開幕3連敗スタートとなった名古屋だが、前半戦を終えた成績は8勝3分8敗。得点が『21』、失点も『21』と、まったくの五分での折り返しとなった。しかも、首位との勝点差は『12』、降格圏となる18位との差も『12』と、ある意味“パーフェクトな中間ポジション”である。
つまり、これから上位進出も下位転落も考えられる“やじろべえ”のような状況だが、現在4戦未勝利と苦しんでいる。前節・東京V戦も相手にワンチャンスを決められ、押し込む場面はあったものの、シュートを決め切ることができずに0-1で敗れた。状況を好転させるためにも早くトンネルを脱出したい。
課題が攻撃力にあるのは明白で、1試合平均のシュート数はリーグワースト。同じく1試合平均のチャンスクリエイト数も下から2番目である。これで中位にいるということは、いかに守備で奮闘しているかがハッキリと分かるが、得点を取れなければ勝つことはできない。急に得点力が上がる薬はないだろうが、チーム全体として攻撃の意識を高めていかなければならない。
前節の前半、相手のペースで試合が進みなかなかリズムが作れない中で、意図的に作ることができたチャンスは、椎橋 慧也と稲垣 祥のボランチが出した縦パスが起点となっていた。23分には、ディフェンスラインでボールを回し、中央で受けた椎橋が前線の永井 謙佑に縦パスをつけて山岸 祐也のシュートシーンに持ち込んでいる。
38分には、右サイドからのパスを受けた稲垣が前線の永井に縦パスを入れてチャンスに。シュートには持ち込めなかったが、最後の息が合えば得点になってもおかしくなかった。こうしたボランチと前線の連係が高まれば、苦手な遅攻からでも得点シーンが作れるはず。現在最も得点期待値の高い速攻に加えて、ボランチからの縦パスで得点パターンを増やしたい。
もちろん決め切るという問題もあるが、例えばワンタッチで決めることができるようなクロスが入れば、その問題が取り上げられることはないはず。そうしたチャンスをより多く作り出すことが今後の名古屋の課題だろう。

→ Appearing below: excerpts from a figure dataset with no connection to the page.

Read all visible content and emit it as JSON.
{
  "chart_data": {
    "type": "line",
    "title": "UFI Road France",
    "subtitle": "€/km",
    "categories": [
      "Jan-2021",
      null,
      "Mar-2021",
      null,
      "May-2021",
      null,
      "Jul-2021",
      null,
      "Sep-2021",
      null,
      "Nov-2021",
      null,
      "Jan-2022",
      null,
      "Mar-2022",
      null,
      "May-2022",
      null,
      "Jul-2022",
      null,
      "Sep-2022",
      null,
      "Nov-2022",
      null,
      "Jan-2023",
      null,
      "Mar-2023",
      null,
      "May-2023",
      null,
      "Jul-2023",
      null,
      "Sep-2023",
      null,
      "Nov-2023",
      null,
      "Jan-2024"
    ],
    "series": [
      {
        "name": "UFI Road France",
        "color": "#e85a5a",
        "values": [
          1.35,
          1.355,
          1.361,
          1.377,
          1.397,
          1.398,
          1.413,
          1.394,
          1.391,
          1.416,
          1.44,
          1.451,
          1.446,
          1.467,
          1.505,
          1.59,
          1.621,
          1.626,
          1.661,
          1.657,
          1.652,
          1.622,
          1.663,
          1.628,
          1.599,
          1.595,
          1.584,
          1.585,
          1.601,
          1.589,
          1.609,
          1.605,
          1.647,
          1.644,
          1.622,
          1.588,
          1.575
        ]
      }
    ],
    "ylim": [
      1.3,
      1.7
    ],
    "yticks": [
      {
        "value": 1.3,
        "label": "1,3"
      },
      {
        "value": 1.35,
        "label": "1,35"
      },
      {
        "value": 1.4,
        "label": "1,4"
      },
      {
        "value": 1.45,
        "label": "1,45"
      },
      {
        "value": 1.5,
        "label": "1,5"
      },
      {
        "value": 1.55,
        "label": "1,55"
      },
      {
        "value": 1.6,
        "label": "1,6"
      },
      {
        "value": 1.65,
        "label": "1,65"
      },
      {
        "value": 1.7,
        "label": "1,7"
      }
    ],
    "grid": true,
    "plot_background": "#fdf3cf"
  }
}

対する浦和は、名古屋と勝点差1の11位。こちらも前半戦は7勝5分7敗と五分の成績だ。得点は『30』とリーグ4位だが、失点が『27』と多く課題となっている。
浦和も現在5戦未勝利と勝星に恵まれていないが、前節は2位の鹿島を相手に前半0-2のビハインドから、途中出場の武田 英寿が終盤に2ゴールを挙げて勝点1をもぎ取った。

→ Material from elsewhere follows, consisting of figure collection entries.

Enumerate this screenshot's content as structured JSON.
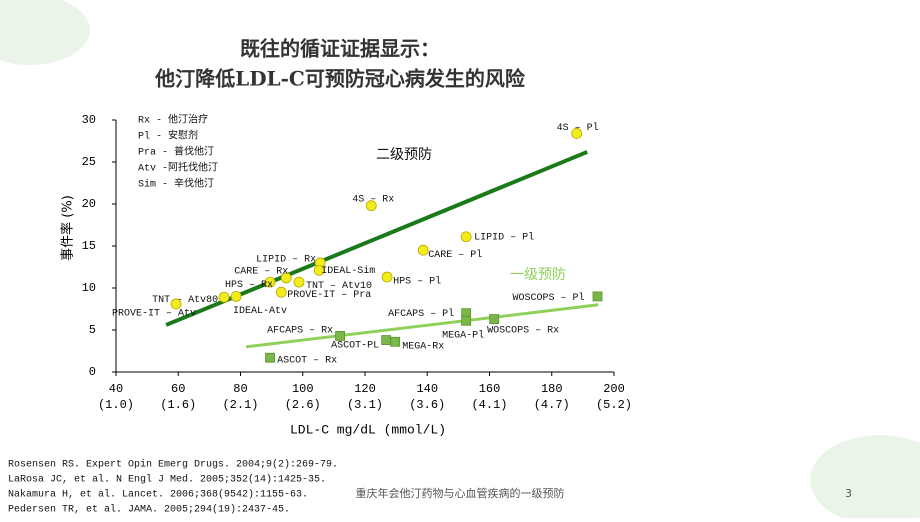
{
  "title": [
    "既往的循证证据显示：",
    "他汀降低LDL-C可预防冠心病发生的风险"
  ],
  "key": [
    "Rx  -  他汀治疗",
    "Pl  -  安慰剂",
    "Pra  -  普伐他汀",
    "Atv  -阿托伐他汀",
    "Sim  -  辛伐他汀"
  ],
  "chart_data": {
    "type": "scatter",
    "x_label": "LDL-C mg/dL (mmol/L)",
    "y_label": "事件率 (%)",
    "xlim": [
      40,
      200
    ],
    "xticks": [
      40,
      60,
      80,
      100,
      120,
      140,
      160,
      180,
      200
    ],
    "xtick_sublabels": [
      "(1.0)",
      "(1.6)",
      "(2.1)",
      "(2.6)",
      "(3.1)",
      "(3.6)",
      "(4.1)",
      "(4.7)",
      "(5.2)"
    ],
    "ylim": [
      0,
      30
    ],
    "yticks": [
      0,
      5,
      10,
      15,
      20,
      25,
      30
    ],
    "series": [
      {
        "name": "二级预防",
        "marker": "circle",
        "color": "#f2ec1c",
        "line_color": "#1a7a1a",
        "labels": [
          "4S – Pl",
          "4S – Rx",
          "LIPID – Pl",
          "CARE – Pl",
          "HPS – Pl",
          "LIPID – Rx",
          "IDEAL-Sim",
          "CARE – Rx",
          "HPS – Rx",
          "TNT – Atv10",
          "PROVE-IT – Pra",
          "TNT – Atv80",
          "IDEAL-Atv",
          "PROVE-IT – Atv"
        ],
        "x": [
          188,
          122,
          152.5,
          138.7,
          127.1,
          105.6,
          105.3,
          94.7,
          89.5,
          98.8,
          93.1,
          78.6,
          74.7,
          59.3
        ],
        "values": [
          28.4,
          19.8,
          16.1,
          14.5,
          11.3,
          13.0,
          12.1,
          11.2,
          10.7,
          10.7,
          9.5,
          9.0,
          8.9,
          8.1
        ],
        "trend": {
          "x": [
            56.1,
            191.4
          ],
          "y": [
            5.6,
            26.2
          ]
        }
      },
      {
        "name": "一级预防",
        "marker": "square",
        "color": "#7ab648",
        "line_color": "#8fd05a",
        "labels": [
          "WOSCOPS – Pl",
          "WOSCOPS – Rx",
          "AFCAPS – Pl",
          "MEGA-Pl",
          "AFCAPS – Rx",
          "ASCOT-PL",
          "MEGA-Rx",
          "ASCOT – Rx"
        ],
        "x": [
          194.7,
          161.5,
          152.5,
          152.5,
          112,
          126.8,
          129.7,
          89.5
        ],
        "values": [
          9.0,
          6.3,
          7.0,
          6.1,
          4.3,
          3.8,
          3.6,
          1.7
        ],
        "trend": {
          "x": [
            81.8,
            195
          ],
          "y": [
            3.0,
            8.0
          ]
        }
      }
    ]
  },
  "references": [
    "Rosensen RS. Expert Opin Emerg Drugs. 2004;9(2):269-79.",
    "LaRosa JC, et al. N Engl J Med. 2005;352(14):1425-35.",
    "Nakamura H, et al. Lancet. 2006;368(9542):1155-63.",
    "Pedersen TR, et al. JAMA. 2005;294(19):2437-45."
  ],
  "footer": "重庆年会他汀药物与心血管疾病的一级预防",
  "page_number": "3"
}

勝つことはできなかったが雰囲気的には悪くなく、アウェイの地で6試合ぶりの勝利を得られれば浮上していく可能性も高い。前節の後半の勢いを保ったまま、序盤から自分たちのリズムで戦いたいところだ。
両者の前回対戦は、2-1で浦和が勝利している。名古屋がホームでリベンジを達成するのか、浦和がシーズンダブルを決めるのか。どちらもトンネルを抜け出し、後半戦の良いスタートを切りたい。